[78-L] Mississippi Mud and the Mississippi Flood of 1927
Rodger J Holtin
rjh334578 at gmail.com.invalid
Sun Nov 10 20:34:12 PST 2019
Last month I spoke for a local historical society and my subject was the
songs that were inspired by the great Mississippi flood of 1927. My
audience was mostly baby boomers one millennial and two or three
octogenarians.
I used the usual stuff by Charlie Patton, Bessie Smith, Memphis Minnie,
Lonnie Johnson and so on, all available for free on the internet these days.
But I also noticed that from 1927 through early 1929 there were a number of
songs also written about rain
Rain (Ford and Glenn & Jacques Renard))
I Get The Blues When It Rains
Let A Smile Be Your Umbrella
Singing In The Rain
I don't find many others until we get to about 1934 and it seems to me that
the rash of 1927-29 rain songs might well have been influenced by news of
the rains and the flood just as much as those obvious flooding songs.
So as a little icing on the cake so to speak I played the vocal portion of
old dance band records of those songs, and then, somewhat trepidatiously, I
played the Rhythm Boys record of I Left My Sugar Standing In The
Rain/Mississippi Mud, carefully noting it was not politically correct. To
my amazement, the folks who we might have expected to have been most
offended by it declared it to be their favorite record of the presentation.

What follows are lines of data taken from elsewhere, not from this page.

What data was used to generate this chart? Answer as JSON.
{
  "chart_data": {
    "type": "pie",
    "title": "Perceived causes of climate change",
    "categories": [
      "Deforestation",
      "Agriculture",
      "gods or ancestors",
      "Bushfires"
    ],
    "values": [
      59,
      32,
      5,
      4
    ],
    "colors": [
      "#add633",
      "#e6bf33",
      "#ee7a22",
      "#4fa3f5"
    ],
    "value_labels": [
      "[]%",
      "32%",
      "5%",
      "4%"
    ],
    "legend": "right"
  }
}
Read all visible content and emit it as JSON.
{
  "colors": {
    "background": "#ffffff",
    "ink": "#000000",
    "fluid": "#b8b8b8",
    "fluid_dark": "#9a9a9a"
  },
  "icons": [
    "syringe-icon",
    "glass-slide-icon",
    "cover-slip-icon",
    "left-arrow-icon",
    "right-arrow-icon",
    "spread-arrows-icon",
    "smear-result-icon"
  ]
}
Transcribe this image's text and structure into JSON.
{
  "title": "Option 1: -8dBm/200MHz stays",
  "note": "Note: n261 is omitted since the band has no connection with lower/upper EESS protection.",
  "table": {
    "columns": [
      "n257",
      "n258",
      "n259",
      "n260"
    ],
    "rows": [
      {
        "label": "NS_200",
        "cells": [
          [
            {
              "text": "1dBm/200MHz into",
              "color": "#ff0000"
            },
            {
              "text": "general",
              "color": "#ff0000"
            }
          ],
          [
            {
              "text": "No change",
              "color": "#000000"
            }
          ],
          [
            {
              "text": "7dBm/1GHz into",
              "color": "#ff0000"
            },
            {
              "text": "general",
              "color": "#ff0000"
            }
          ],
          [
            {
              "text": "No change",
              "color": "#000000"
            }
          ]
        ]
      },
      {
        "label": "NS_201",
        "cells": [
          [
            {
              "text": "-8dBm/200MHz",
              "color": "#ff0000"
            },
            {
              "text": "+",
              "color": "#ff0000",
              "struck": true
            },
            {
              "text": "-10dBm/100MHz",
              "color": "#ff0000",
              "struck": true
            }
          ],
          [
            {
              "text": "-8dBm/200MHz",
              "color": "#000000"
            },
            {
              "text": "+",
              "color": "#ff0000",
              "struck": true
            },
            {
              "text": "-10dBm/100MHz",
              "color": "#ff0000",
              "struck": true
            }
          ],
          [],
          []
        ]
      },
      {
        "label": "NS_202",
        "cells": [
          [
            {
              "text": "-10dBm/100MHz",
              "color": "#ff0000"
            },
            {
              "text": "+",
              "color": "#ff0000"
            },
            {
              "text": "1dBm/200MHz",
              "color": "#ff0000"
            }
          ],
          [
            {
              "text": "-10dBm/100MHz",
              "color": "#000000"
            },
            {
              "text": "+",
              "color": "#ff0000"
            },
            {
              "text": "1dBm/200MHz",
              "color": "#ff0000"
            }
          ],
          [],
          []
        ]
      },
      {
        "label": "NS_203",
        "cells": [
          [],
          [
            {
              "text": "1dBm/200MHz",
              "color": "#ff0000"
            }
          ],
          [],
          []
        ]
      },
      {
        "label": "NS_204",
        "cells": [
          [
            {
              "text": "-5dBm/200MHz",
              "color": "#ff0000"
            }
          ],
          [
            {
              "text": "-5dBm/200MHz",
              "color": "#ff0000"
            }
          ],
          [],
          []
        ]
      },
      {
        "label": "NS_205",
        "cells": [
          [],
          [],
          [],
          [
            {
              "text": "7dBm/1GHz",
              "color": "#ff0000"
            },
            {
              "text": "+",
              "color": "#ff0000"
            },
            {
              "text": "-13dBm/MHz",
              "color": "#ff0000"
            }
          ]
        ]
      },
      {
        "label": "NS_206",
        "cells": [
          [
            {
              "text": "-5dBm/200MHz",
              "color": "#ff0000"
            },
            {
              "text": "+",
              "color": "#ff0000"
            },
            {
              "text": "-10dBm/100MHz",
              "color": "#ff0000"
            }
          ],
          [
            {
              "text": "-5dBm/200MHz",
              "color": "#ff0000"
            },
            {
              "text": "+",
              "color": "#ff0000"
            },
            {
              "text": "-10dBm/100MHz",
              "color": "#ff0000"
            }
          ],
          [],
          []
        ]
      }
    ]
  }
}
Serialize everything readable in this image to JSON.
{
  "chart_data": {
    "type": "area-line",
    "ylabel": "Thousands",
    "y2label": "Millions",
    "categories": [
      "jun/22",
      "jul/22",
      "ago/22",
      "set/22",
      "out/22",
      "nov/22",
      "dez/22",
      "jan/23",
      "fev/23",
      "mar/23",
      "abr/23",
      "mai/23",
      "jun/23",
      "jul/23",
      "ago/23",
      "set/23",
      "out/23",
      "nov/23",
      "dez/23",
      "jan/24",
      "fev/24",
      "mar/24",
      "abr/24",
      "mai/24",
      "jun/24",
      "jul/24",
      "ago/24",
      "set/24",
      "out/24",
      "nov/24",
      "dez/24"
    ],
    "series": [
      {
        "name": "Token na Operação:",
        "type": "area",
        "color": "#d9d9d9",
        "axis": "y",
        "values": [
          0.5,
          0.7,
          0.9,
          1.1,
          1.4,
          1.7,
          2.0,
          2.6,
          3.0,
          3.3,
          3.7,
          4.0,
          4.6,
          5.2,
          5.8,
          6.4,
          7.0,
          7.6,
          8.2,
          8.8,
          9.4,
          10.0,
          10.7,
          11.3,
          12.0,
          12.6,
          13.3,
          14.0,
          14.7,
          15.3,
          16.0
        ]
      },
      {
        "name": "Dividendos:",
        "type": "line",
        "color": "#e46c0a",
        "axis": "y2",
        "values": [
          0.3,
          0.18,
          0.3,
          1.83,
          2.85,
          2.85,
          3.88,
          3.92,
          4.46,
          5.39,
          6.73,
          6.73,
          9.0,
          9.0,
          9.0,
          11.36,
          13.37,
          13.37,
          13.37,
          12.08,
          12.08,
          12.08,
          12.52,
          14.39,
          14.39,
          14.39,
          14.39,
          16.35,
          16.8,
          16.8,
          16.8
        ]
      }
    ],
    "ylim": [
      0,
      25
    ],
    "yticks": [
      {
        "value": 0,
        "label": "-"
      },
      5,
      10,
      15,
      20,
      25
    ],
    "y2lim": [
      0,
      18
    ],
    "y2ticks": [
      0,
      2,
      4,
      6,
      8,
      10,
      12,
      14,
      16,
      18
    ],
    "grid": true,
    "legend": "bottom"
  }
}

During the punch and cookies portion of the evening, the same ladies made
sure I got an extra piece of pie.
Still later, during the finger licking portion, one of the octogenarians
came over to me and said that he had a story about that for me. It seems
that his grandmother had a gramophone on her closed-in back porch and when
he was a kid (1950s) he and his cousins used to go and play with grandma's
Victrola. One of the favorite songs for the kids to pull out was Mississippi
Mud. Every time they played it, grandma would come running out and tell them
to take it off because she thought it was a terribly disrespectful song
because it made fun of the poor people that lost everything in the flood the
year that record came out. Apparently she remembered the timing of that
quite vividly. The kids asked her why, if that song was so bad, she kept the
record. I love the answer, and you will, too. "Because I like the other
side," she said.
I gave the same presentation last week for the county library, and as a wrap
up, told the Mississippi Mud record story. This time somebody asked what
was on the other side, and one of the other folks immediately piped up that
Ain't She Sweet was the flipside. I couldn't believe anybody but me in this
county would have known that. And, yes, that may or may not have been the
issue that Grandma had. Looks like it was issued on 78 about two dozen
times, so no telling which version they had, but I'm guessing the Rhythm
Boys record had the best distribution since it's the one that has crossed my
path the most often.
I'll be giving the same dog n pony show in a neighboring town in March of
2020, and you can bet I'll work in both parts of that story.